According to statistics given by the Research Council of Norway, the University of Bergen (UiB) has so far been successful with 16 of the university’s 68 applications to Horizon 2020 (H2020). H2020 is the EU's biggest research and innovation programme ever. UiB’s success rate currently stands at 23.5 per cent, compared to 12.5 per cent nationally.
The Research Council’s statistics show that Norwegian institutions in general do well in the competition for research funding from the EU.
UiB is also well above the average compared with international competitors.

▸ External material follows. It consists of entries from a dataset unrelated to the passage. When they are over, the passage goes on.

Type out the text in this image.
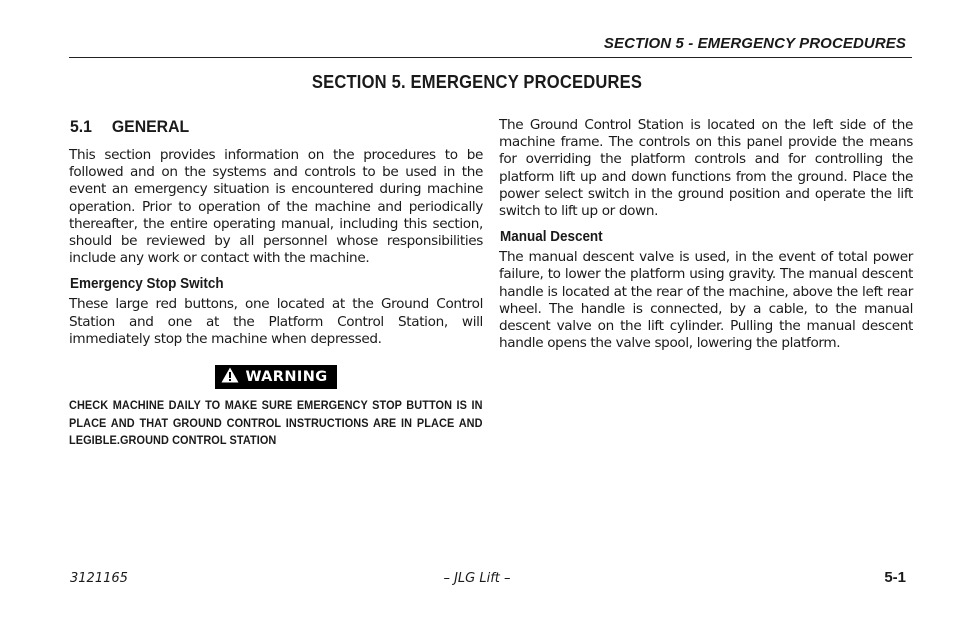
SECTION 5 - EMERGENCY PROCEDURES
SECTION 5. EMERGENCY PROCEDURES
5.1	GENERAL

This section provides information on the procedures to be followed and on the systems and controls to be used in the event an emergency situation is encountered during machine operation. Prior to operation of the machine and periodically thereafter, the entire operating manual, including this section, should be reviewed by all personnel whose responsibilities include any work or contact with the machine.

Emergency Stop Switch

These large red buttons, one located at the Ground Control Station and one at the Platform Control Station, will immediately stop the machine when depressed.

WARNING

CHECK MACHINE DAILY TO MAKE SURE EMERGENCY STOP BUTTON IS IN PLACE AND THAT GROUND CONTROL INSTRUCTIONS ARE IN PLACE AND LEGIBLE.GROUND CONTROL STATION

The Ground Control Station is located on the left side of the machine frame. The controls on this panel provide the means for overriding the platform controls and for controlling the platform lift up and down functions from the ground. Place the power select switch in the ground position and operate the lift switch to lift up or down.

Manual Descent

The manual descent valve is used, in the event of total power failure, to lower the platform using gravity. The manual descent handle is located at the rear of the machine, above the left rear wheel. The handle is connected, by a cable, to the manual descent valve on the lift cylinder. Pulling the manual descent handle opens the valve spool, lowering the platform.

3121165	– JLG Lift –	5-1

The success rate for applicants from the entire H2020 area is about 14.5 per cent. (Http://era.gv.at/object/news/1719) In all, 16 projects with connections to UiB have received support through the H2020 programme.
10.5 million euros to UiB
The projects that have been approved and where UiB is involved have so far received 10.5 millions Euros combined. According to the figures from the Research Council, Norwegian research projects all in all have received funding of 33.8 million Euros through H2020.

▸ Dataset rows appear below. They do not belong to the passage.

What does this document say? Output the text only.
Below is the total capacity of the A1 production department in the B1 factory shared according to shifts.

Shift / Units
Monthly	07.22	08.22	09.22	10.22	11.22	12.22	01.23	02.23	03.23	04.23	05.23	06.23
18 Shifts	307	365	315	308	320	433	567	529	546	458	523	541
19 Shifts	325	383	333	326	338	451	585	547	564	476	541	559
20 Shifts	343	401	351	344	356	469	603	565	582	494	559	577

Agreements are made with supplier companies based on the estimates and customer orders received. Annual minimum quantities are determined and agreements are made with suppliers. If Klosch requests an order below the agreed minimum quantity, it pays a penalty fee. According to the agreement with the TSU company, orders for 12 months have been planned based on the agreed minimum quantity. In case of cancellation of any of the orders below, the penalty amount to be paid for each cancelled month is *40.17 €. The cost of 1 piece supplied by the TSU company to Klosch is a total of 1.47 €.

Earlier, the interdisciplinary MiND project and the project Aging Lungs in European cohorts (ALEC, information at the end of this article) have both received H2020 support. In both these projects UiB acts as a partner. This gives the Faculty of Medicine and Dentistry three successful projects in the tough competition for EU funding.

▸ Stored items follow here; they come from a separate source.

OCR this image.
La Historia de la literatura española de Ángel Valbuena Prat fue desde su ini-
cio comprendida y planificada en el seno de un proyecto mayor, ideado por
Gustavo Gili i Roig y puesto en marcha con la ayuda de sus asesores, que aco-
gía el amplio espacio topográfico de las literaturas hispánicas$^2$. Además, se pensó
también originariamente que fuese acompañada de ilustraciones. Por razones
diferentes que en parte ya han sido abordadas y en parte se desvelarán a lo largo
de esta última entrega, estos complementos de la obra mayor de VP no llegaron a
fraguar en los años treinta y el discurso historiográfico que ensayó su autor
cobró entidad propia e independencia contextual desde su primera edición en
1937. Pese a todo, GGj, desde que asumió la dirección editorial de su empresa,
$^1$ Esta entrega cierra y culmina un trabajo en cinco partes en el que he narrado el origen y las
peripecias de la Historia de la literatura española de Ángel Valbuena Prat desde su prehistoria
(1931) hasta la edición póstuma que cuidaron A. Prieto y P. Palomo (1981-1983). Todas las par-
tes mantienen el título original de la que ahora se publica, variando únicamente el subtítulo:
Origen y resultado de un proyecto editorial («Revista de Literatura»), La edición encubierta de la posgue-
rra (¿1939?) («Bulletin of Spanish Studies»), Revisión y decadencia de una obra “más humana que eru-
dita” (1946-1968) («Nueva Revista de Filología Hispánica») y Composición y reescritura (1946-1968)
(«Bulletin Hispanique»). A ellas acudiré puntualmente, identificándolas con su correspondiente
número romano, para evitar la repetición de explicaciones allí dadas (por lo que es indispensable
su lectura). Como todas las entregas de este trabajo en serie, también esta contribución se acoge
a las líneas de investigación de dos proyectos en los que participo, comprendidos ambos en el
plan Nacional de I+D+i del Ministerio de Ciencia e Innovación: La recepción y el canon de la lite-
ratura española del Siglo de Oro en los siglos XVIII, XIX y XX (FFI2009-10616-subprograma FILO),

Medical researchers invest heavily
Dean Nina Langeland believes the faculty’s commitment to research counselling has played a part in the success thus far. The faculty has employed advisers with responsibilities towards all departments, who work to find the calls that suit the researcher’s expertise as well as finding the right research partners both nationally and internationally. The advisers also contribute to writing the applications, often an arduous and bureaucratic process.
“Our research advisers are part of a long term strategy in seeking funds, and they have succeeded. But I will also emphasise that our researchers are excellent scientists and connected to European research networks of high quality,” says Langeland.
Building international networks
H2020 is the EU's biggest research and innovation programme ever. Over a seven year period 80 billion Euros will be dispersed to secure funding for the best research projects in Europe. Dean Langeland points out that that funding from H2020 is more than just money. It is also important for UiB’s reputation and the university’s research environment.
“Research projects with support from Horizon 2020 become part of excellent and large international networks. That is just as important as the money it entails,” says Langeland.
She adds that the faculty hasn’t set specific goals on how many projects they want to succeed, but that it is actively working to promote success and funding from the EU and H2020.
“So far our scientists have written between 50 and 60 applications, which are currently undergoing evaluation. I am of the opinion that we will see several more projects succeeding in the time to come,” says the Dean of the Faculty of Medicine and Dentistry.